Tuesday, November 25, 2008

This howling is the most exciting thing I've ever heard.

Is it inappropriate to refer to Salò, or the 120 Days of Sodom as funny? I've been putting off watching the film for years and had a pretty good idea of what I was getting into. But while Salò more than lives up to its reputation as a deliberately offensive gross-out, I'd read little that prepared me for how thought-provoking, skillfully crafted and - at points - blackly funny the film would be. During the infamous "Circle of Shit" sequence, just when I thought I couldn't take any more, one of the pervy middle-aged fascists reponsible for the film's horrors flashes an adoring smirk, his face flecked with feces, as he plants a kiss on one of his young prisoners; all at once, my nausea turned to uncontrollable laughter at the film's sheer insanity. Salò pushes bodily horror to such an extreme that it becomes completely absurd, translating political outrage into a sustained scatological outburst (the Mr. Creosote scene in Monty Python's The Meaning of Life is its direct descendant). While Pasolini may have intended Salò as an anti-entertainment, it's a shame to see the movie get lumped in with dreck like Cannibal Holocaust and I Spit On Your Grave on "Most Disturbing" lists. Though I can only recommend Salò to cinephiles who can stomach just about everything, it's an uncompromising work of art that is well worth the challenge of sitting through it.

Transplanting the Marquis de Sade's book The 120 Days of Sodom to fascist Italy, where four men - the Duke, the Bishop, the Magistrate and the President - kidnap 18 young men and women, capturing them in a palace and putting them through all forms of torture and degradation. The Republic of Salò was created near the end of WWII as a puppet state, and Pasolini's film is an aggressive dramatization of the unchecked decadence that signifies the end of an empire. Pasolini, like Bertolucci and Vischonti, dramatizes Wilhelm Reich's theory that fascism is a form of sexual repression; the exuberant depictions of budding sexuality shown in the director's Trilogy of Life appear only briefly, as a forced performance that is quickly interrupted. The frequent nudity of Pasolini's young, beautiful captives has a disorienting effect - if the desire towards beauty and vitality is natural, is the desire to corrupt and destroy also natural? Pasolini's deliberately distancing techniques only serve to further obscure the answer to that question, as does the captives' suprisingly passivity in the face of annihilation, the strange affection evident in the captors' faces, and the scenes where an aging maitresse entertains the captives with winsome stories of her humiliation and abuse. Whether or not these horrors are natural, Pasolini argues, we accept them without hesitation.

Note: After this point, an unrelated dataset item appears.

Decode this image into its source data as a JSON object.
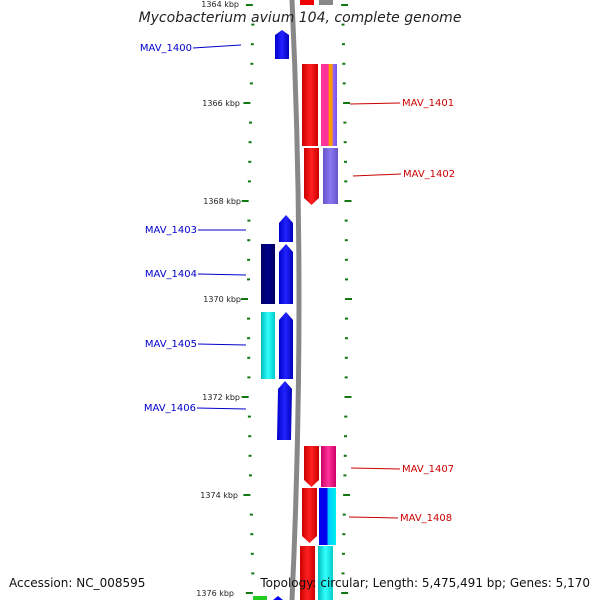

Pasolini's use of theatrical alienation also adds a kinky metatextual layer to the film. A performance between the older and younger maitresse late in the film calls attention to the sadomasochistic dynamic between the actors and their director. All have willingly taken on the roles of torturers and victim, with Pasolini frequently revealing to his actors the nature of a scene just before shooting. While this is an extremely manipulative approach, I haven't read any stories about actors quitting the film. Salò carries an perverse but undeniable charge as an experiment in how far its actors were willing to go, and if they might in some cases be enjoying their respective roles; I must admit that I found myself frequently observing whether the actors were visibly aroused as they assumed dominant or submissive roles. Like de Sade, Pasolini is exploring the darkest areas of sexuality, but while the Marquis was having a wank, Pasolini examines the lizard brain with a critical eye. The dark side of his Arabian Nights and the entire flood of '70s Europorn, Salò introduces a cinema born out of the sexual revolution and the liberation of content that is not an endless Bacchanalic orgy but also the release, Pandora-like, of the basest qualities of human nature.

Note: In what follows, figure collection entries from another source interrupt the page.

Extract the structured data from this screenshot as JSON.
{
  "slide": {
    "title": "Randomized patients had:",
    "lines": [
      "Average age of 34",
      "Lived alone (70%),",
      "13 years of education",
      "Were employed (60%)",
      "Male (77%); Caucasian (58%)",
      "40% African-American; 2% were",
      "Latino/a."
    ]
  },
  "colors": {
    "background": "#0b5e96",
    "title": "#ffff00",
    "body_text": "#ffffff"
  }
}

About the shit-eating: 30+ years after after Salò and Pink Flamingos, after Jackass and the birth of "extreme" as a selling point, when corprophagia can be found in a studio-released comedy like American Wedding, once-transgressive content exists as nothing more than a dare between giggling teens (or, frighteningly, people my age) looking to prove how desensitized they've become. How is it, then, that Salò has lost none of its power? This can partly be attributed to the very convincing shit - a mixture of chocolate and orange marmalade - but what really sets Salò apart from its descendants in gross-out is that, to quote Videodrome, it has a philosophy. With the film newly available on DVD, it'd be great if it gained a reputation as a triple dog dare for the Goatse/"Two Girls One Cup" crowd, unexpectedly blindsiding its new audience with its lacerating indictment of their late-empire decadence. That is, if they can get past the weird gay stuff.

1 comment:

Anonymous said...

Perhaps an even more obvious predecessor for that Monty Python scene is "Le Grande Bouffet", an Italian movie from 1973 or so that actually took top prize at the Cannes film festival. It is about 4 older guys who go off to literally eat themselves to death, and do so.